Instructor guide

Basics

This is basically presented as-is - not much technical presentation is needed.

There are the following main acts:

  • First section is about social coding and sharing code and motivation for sharing code with a discussion that licensing alone isn’t enough. If you want people to use your work, you need to do more to make your work easily reusable.

  • Emphasis of the concept of derivative work and that everything is based on other things. And if your goal is citations, you want as many people using your work as possible, because then they can cite you.

  • Overview of license types. There are many online resources, and the biggest question is permissive vs. weak copyleft vs. strong copyleft. The cake analogy for licenses is only linked and can be skipped and does not have to be discussed in detail.

  • Then a brief section on code citations. It’s good if you manage to start a discussion around this topic.
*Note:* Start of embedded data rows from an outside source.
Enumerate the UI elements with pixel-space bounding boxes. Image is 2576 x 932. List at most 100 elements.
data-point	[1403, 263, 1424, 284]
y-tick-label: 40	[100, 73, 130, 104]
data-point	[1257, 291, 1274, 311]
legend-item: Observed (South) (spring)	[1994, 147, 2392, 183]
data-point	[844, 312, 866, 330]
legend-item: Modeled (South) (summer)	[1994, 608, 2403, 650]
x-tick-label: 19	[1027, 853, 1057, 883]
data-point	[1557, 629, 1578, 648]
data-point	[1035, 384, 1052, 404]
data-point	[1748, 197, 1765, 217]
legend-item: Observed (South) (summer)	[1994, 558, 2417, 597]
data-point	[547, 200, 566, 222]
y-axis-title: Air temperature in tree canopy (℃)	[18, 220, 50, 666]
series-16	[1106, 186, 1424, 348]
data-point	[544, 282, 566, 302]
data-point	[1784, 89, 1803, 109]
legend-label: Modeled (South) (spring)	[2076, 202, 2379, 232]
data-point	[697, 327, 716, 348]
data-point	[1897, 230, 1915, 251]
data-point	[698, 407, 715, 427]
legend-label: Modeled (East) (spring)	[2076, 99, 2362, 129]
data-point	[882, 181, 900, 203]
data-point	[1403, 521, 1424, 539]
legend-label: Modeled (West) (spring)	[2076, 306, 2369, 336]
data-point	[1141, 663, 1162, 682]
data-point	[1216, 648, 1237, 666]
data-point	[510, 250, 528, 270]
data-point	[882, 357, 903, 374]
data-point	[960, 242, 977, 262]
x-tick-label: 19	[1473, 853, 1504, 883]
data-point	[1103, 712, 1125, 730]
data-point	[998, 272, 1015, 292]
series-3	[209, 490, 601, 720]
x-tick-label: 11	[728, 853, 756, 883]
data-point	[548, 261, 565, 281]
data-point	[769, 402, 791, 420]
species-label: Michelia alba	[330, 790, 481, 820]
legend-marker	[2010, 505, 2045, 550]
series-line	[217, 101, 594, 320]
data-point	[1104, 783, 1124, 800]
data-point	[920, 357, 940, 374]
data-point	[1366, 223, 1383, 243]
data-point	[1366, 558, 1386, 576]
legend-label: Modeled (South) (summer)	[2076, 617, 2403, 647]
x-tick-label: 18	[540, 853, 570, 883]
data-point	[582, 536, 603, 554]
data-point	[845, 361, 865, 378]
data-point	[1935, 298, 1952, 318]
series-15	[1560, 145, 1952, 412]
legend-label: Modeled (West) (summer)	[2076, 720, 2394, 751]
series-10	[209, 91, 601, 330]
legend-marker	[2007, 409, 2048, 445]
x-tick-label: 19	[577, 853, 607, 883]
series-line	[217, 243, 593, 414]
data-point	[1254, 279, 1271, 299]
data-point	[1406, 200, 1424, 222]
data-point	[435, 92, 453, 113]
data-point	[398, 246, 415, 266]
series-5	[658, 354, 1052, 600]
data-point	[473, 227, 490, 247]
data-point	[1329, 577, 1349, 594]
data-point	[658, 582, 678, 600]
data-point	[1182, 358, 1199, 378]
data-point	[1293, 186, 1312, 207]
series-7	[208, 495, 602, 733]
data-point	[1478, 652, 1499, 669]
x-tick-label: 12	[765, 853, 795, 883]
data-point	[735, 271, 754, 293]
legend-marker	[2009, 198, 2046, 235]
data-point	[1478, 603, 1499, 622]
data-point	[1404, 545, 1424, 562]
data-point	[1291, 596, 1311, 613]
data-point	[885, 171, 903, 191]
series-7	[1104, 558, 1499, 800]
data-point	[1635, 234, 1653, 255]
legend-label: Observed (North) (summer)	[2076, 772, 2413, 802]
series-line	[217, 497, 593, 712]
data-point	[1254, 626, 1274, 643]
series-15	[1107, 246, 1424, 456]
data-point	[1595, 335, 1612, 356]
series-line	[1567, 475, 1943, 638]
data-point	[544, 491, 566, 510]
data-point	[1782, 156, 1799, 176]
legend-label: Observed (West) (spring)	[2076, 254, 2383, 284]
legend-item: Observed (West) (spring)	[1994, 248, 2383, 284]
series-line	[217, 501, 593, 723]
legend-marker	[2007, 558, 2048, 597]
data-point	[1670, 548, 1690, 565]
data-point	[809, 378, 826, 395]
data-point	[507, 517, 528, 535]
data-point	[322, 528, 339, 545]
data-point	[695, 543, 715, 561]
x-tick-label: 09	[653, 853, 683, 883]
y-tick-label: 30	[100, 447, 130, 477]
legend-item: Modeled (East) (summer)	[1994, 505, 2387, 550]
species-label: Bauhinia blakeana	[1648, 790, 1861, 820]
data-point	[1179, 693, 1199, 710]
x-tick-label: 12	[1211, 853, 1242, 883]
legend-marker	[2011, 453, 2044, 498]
  • The “Sharing data” part is meant to bring awareness about FAIRness and Open Science and to show how DOIs can be obtained for Git repositories.

Hints

Before you begin, it’s worth thinking about some particular good or bad cases you know about from your experience.

  • When have you lost access or not been able to use something because licensing wasn’t handled well.

  • When did multiple ownership mess up your plans?

This talk used to be called “software licensing”. You could mention that to make it more interesting, we have adopted the current broader name, and our emphasis is not just licensing, but why licensing is needed.